While Microsoft remains king-of-the-hill in the business world with its ubiquitous Microsoft 365 productivity suite and Outlook email client, G Suite has enjoyed robust adoption rates, with Google reporting 6 million paying customers (covering tens of millions of individual seats) as of April 2020. That makes G Suite admins an attractive target for malicious actors keen on getting inside targeted organizations.
As in the recently reported case of bad actors targeting Amazon AWS admins, the bad guys may encounter problems figuring out the correct person within particular organizations to target with these kinds of malicious emails. Members of a targeted organization's IT department would, of course, be the obvious "go to" recipients of choice for this phishing attack.

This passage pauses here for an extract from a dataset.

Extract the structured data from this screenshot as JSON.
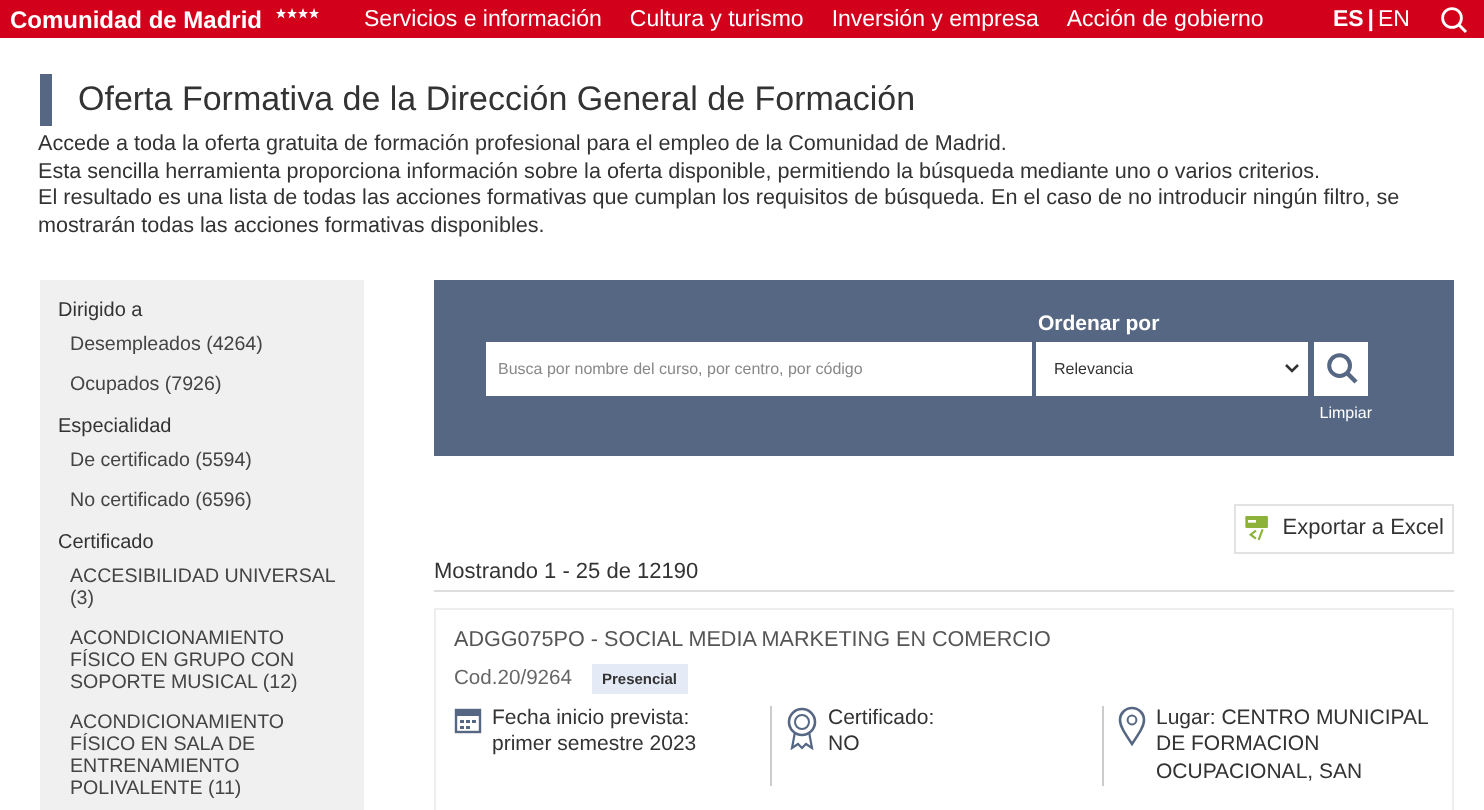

Even if these malicious emails land wide of the target and end up in the inboxes of other employees, the bad guys may still end up finding their mark when worried users forward the emails to IT or the correct admin responsible for managing the organization's G Suite account.
If nothing else, this kind of eye-popping phishing campaign should serve as a reminder that no one in your organization is safe from phishing attacks -- even the folks whose job it is to protect the organization from attacks like this one.
That's why it is imperative to ensure that all your users and employees are stepped through New-school Security Awareness Training and regularly tested with high-quality simulated phishing emails. And we do mean everyone -- from the board room and C-Suite all the way down to lowliest cubicle-dweller.